Revenue chief Cynthia Bauerly criticized the plans passed in both chambers of the Legislature, saying that they’d force her department to cut up to 200 workers and make it harder for the state to collect taxes and fight tax fraud.
DFL Gov. Mark Dayton’s budget plan for the next two years calls for a $20 million boost for the Department of Revenue from its current funding level. But Republicans, aiming to cut costs from what they see as a bloated department budget, would make significant cuts: a $12 million drop from current funding in the House bill, and an $11 million decrease in the Senate bill.
Bauerly said the GOP proposals would restrict her department’s ability to keep up with demand for faster service from a growing population.
“We are hearing from taxpayers that they want refunds faster … there is a growing demand for customer services, and unfortunately these bills would mean a reduction in those services,” she said.

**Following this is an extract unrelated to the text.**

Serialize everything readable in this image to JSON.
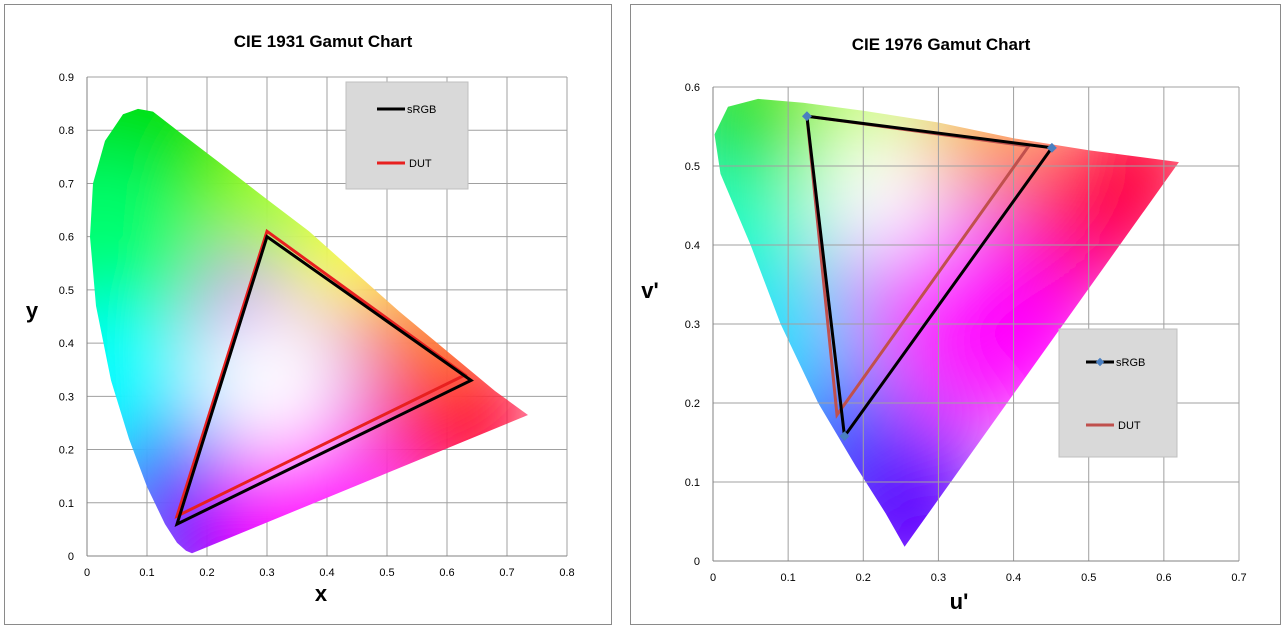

Bauerly took particular issue with the House budget, which also mandates that the state create a free online filing system for tax returns by 2018 — something the commissioner estimates will cost more than $22 million.
But Republicans, including Rep. Sarah Anderson, R-Plymouth, disagree with those calculations. Anderson, the chairwoman of the House State Government Finance Committee, said the free filing system plan is modeled on one used in California, where the state “did not spend a single penny on it.”
Anderson said the Department of Revenue budget has grown by about $30 million in the three budget cycles. Under Dayton’s plan, the budget would grow by 12 percent over the current two-year cycle. The current biennial budget provides about $303 million for the department. Anderson said Bauerly’s concerns amounted to “Chicken Little crying that the sky is falling.”
“I think it’s a little overly dramatic, and what she’s saying is not truly the actual result of these reductions, which are minimal, if you consider that her budget has grown by $30 million in the last six years,” she said.
Bauerly said things are running smoothly in the current tax season. By April 10, about a week before the tax-filing deadline, her department had processed 88 percent of the approximately 2 million returns already filed.